I have a virtual machine running a code using Google SDK for diffrent products (like Google PubSub). According to Google documentation, my machine should have an environment variable called GOOGLE_APPLICATION_CREDENTIALS and its values should be pointing to a clear text file that holding the service account of the application.

I have done it and it's working for me.

The Problem

It sounds like an unsafe practice to store such a key, in plain text, inside a virtual machine. If the machine has been hacked, this key will be one of the first targets of the attacker.

I was expected to find a solution to "hide" this key file or just encrypt it with a key that my application will be able to read.

I found some code examples (C#), that allow the programmer to pass the credentials manually to the SDK functions. But, it's not a standard way to do it and it's being changed from one product to another (seems impossible in some products).

What is the best practice to do it?


Solution

  • Have a good read at the following:

    https://cloud.google.com/docs/authentication/production

    This describes a concept called "Application Default Credentials". The concept here is that a Compute Engine (a virtual machine) has a default service account (that you can configure) associated with it.
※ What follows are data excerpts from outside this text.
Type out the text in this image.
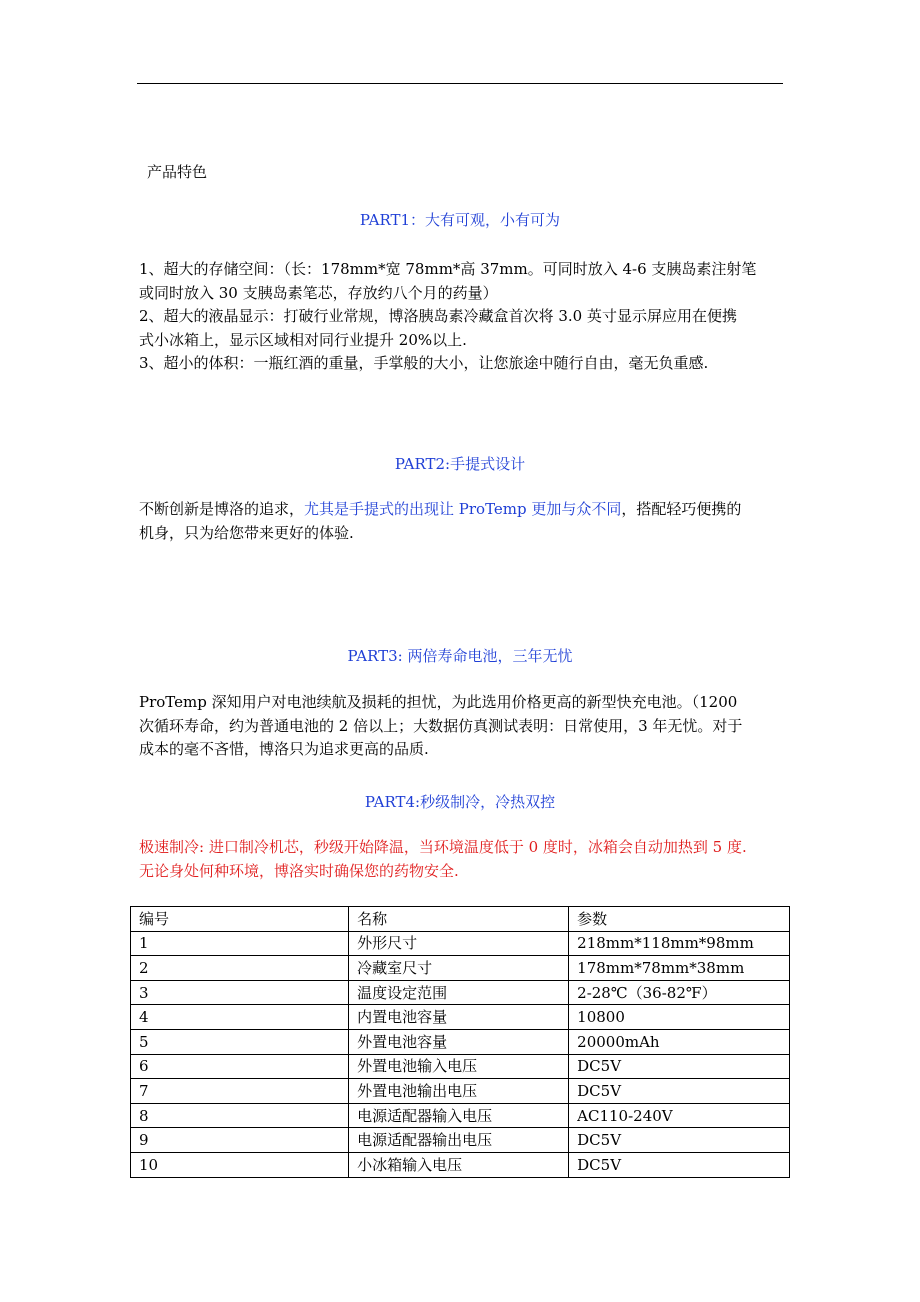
产品特色
PART1：大有可观，小有可为

1、超大的存储空间：（长：178mm*宽 78mm*高 37mm。可同时放入 4-6 支胰岛素注射笔

或同时放入 30 支胰岛素笔芯，存放约八个月的药量）

2、超大的液晶显示：打破行业常规，博洛胰岛素冷藏盒首次将 3.0 英寸显示屏应用在便携

式小冰箱上，显示区域相对同行业提升 20%以上.

3、超小的体积：一瓶红酒的重量，手掌般的大小，让您旅途中随行自由，毫无负重感.

PART2:手提式设计

不断创新是博洛的追求，尤其是手提式的出现让 ProTemp 更加与众不同，搭配轻巧便携的

机身，只为给您带来更好的体验.

PART3: 两倍寿命电池，三年无忧

ProTemp 深知用户对电池续航及损耗的担忧，为此选用价格更高的新型快充电池。（1200

次循环寿命，约为普通电池的 2 倍以上；大数据仿真测试表明：日常使用，3 年无忧。对于

成本的毫不吝惜，博洛只为追求更高的品质.

PART4:秒级制冷，冷热双控

极速制冷: 进口制冷机芯，秒级开始降温，当环境温度低于 0 度时，冰箱会自动加热到 5 度.

无论身处何种环境，博洛实时确保您的药物安全.

编号	名称	参数
1	外形尺寸	218mm*118mm*98mm
2	冷藏室尺寸	178mm*78mm*38mm
3	温度设定范围	2-28℃（36-82℉）
4	内置电池容量	10800
5	外置电池容量	20000mAh
6	外置电池输入电压	DC5V
7	外置电池输出电压	DC5V
8	电源适配器输入电压	AC110-240V
9	电源适配器输出电压	DC5V
10	小冰箱输入电压	DC5V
Applications running on the Compute Engine can thus make requests from that Compute Engine to other GCP services and the requests to those services will implicitly appear to come from the service account configured against the Compute Engine.

    The key phrase in the article is:

    If the environment variable GOOGLE_APPLICATION_CREDENTIALS isn't set, ADC uses the default service account that Compute Engine, Google Kubernetes Engine, App Engine, Cloud Run, and Cloud Functions provide.